J Exp Med 2002 Jun;195(11):1433-44
Division of Biochemistry and Molecular Biology, The John Curtin School of Medical Research, Australian National University, Canberra, ACT 0200, Australia.
Interleukin (IL)-5 and IL-13 are thought to play key roles in the pathogenesis of asthma. Although both cytokines use eotaxin to regulate eosinophilia, IL-13 is thought to operate a separate pathway to IL-5 to induce airways hyperreactivity (AHR) in the allergic lung. However, identification of the key pathway(s) used by IL-5 and IL-13 in the disease process is confounded by the failure of anti-IL-5 or anti-IL-13 treatments to completely inhibit the accumulation of eosinophils in lung tissue. By using mice deficient in both IL-5 and eotaxin (IL-5/eotaxin(-/-)) we have abolished tissue eosinophilia and the induction of AHR in the allergic lung.
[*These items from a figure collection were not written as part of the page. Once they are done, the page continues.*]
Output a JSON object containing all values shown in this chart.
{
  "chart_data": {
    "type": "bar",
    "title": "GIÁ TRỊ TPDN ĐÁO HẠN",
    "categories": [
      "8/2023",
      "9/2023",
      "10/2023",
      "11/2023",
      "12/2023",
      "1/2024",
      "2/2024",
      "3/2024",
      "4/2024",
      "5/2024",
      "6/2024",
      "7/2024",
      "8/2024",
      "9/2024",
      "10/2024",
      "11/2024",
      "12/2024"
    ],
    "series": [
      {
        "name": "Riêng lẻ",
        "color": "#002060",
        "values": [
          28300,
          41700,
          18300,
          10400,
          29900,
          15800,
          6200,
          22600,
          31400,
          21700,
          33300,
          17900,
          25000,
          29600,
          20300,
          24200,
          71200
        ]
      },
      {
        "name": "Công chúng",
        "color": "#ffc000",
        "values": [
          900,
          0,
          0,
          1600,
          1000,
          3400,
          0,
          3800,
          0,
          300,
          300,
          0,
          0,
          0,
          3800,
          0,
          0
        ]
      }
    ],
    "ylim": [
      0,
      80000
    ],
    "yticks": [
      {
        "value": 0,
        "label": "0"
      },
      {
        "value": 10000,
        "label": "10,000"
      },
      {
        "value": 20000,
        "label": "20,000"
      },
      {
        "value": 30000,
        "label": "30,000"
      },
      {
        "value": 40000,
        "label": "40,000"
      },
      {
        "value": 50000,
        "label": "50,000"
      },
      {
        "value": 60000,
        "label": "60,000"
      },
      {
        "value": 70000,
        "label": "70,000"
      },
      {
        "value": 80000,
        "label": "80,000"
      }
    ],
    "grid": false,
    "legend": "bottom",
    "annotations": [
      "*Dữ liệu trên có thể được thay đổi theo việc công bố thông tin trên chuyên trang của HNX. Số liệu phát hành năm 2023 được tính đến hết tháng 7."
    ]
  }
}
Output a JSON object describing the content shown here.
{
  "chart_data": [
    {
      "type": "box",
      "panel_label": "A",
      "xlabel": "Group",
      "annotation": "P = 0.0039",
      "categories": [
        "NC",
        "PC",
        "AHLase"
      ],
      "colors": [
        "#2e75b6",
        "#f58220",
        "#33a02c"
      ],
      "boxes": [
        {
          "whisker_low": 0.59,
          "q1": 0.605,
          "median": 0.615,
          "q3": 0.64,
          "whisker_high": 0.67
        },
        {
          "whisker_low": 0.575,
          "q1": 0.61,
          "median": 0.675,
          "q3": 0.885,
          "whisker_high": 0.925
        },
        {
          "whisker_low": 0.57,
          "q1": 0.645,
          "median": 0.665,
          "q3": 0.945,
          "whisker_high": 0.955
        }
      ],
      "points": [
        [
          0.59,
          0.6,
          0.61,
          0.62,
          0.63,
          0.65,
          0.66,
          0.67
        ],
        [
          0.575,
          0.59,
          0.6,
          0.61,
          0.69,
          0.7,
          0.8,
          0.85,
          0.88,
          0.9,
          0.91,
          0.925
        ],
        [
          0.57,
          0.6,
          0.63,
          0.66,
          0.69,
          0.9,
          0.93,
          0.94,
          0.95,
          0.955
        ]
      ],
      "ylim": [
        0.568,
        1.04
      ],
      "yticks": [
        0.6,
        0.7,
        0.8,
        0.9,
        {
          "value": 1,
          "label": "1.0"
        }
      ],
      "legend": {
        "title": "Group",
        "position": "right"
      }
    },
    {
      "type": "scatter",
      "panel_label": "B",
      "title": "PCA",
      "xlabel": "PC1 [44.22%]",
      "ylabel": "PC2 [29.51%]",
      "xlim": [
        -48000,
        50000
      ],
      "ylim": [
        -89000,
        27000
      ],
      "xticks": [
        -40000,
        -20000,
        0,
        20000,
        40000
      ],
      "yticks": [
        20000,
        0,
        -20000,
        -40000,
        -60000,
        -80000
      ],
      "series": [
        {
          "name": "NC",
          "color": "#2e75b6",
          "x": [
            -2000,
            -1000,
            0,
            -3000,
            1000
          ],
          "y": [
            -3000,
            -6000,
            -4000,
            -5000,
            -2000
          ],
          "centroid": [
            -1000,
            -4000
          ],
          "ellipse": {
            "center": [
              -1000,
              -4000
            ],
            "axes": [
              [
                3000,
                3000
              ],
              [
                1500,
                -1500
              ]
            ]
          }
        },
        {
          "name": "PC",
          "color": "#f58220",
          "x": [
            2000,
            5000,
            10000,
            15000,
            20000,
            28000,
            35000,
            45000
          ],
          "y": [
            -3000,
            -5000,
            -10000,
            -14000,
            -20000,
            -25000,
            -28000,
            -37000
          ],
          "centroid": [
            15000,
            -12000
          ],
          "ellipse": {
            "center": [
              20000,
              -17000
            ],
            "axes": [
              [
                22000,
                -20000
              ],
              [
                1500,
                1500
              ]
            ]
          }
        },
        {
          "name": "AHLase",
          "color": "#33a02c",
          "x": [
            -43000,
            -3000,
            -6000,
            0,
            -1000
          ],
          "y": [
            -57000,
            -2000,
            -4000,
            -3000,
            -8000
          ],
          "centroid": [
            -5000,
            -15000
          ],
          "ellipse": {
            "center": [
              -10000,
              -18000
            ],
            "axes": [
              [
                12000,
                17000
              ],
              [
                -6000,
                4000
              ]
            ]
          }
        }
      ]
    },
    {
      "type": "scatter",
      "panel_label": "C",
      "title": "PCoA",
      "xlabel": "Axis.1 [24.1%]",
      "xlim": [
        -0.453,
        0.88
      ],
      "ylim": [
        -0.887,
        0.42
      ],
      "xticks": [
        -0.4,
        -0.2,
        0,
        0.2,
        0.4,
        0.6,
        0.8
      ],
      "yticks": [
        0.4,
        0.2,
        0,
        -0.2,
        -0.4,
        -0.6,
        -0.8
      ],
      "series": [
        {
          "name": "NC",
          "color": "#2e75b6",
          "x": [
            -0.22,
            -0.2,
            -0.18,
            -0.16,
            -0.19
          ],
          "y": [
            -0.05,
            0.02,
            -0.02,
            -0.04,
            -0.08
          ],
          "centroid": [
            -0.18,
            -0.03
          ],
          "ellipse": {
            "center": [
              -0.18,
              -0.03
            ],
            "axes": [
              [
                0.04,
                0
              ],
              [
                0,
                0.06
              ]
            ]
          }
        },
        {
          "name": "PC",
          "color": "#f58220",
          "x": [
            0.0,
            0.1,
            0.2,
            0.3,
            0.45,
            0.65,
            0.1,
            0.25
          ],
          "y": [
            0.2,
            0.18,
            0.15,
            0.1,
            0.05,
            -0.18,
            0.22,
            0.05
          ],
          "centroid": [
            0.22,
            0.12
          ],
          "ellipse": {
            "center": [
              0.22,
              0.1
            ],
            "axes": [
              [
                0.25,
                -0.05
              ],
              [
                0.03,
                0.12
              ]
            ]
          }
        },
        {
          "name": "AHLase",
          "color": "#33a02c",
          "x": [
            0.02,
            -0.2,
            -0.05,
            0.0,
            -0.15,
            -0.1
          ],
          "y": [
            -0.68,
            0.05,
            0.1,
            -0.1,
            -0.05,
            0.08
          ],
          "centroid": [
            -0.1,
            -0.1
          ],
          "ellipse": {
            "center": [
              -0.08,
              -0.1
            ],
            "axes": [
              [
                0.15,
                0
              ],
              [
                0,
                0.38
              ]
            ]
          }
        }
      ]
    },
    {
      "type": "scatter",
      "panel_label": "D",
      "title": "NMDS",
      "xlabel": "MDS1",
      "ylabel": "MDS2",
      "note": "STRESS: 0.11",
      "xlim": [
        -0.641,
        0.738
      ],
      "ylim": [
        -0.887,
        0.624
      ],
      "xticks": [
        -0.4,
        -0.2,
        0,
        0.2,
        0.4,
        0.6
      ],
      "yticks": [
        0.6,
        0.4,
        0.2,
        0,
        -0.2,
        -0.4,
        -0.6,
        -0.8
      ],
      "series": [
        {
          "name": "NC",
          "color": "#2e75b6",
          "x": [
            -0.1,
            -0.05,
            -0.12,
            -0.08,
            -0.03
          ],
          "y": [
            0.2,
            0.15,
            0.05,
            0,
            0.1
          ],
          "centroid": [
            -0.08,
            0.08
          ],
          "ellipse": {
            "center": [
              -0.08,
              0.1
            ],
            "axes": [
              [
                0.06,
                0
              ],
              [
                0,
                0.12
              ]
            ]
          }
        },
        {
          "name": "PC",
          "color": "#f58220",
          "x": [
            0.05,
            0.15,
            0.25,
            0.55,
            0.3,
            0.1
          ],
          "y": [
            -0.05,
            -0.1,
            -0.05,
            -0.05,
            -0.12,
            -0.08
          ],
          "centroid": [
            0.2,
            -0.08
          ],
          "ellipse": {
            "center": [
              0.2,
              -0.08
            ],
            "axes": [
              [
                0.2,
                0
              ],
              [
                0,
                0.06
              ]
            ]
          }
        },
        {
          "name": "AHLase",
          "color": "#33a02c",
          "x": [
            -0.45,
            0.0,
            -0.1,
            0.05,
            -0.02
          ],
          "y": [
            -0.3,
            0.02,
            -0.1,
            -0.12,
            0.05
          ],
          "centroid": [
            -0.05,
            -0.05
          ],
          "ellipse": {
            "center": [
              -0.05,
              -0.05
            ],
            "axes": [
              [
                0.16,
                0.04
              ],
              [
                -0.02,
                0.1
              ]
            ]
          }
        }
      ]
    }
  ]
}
Notably, in mice deficient in IL-5/eotaxin the ability of CD4(+) T helper cell (Th)2 lymphocytes to produce IL-13, a critical regulator of airways smooth muscle constriction and obstruction, was significantly impaired. Moreover, the transfer of eosinophils to IL-5/eotaxin(-/-) mice overcame the intrinsic defect in T cell IL-13 production. Thus, factors produced by eosinophils may either directly or indirectly modulate the production of IL-13 during Th2 cell development. Our data show that IL-5 and eotaxin intrinsically modulate IL-13 production from Th2 cells and that these signaling systems are not necessarily independent effector pathways and may also be integrated to regulate aspects of allergic disease.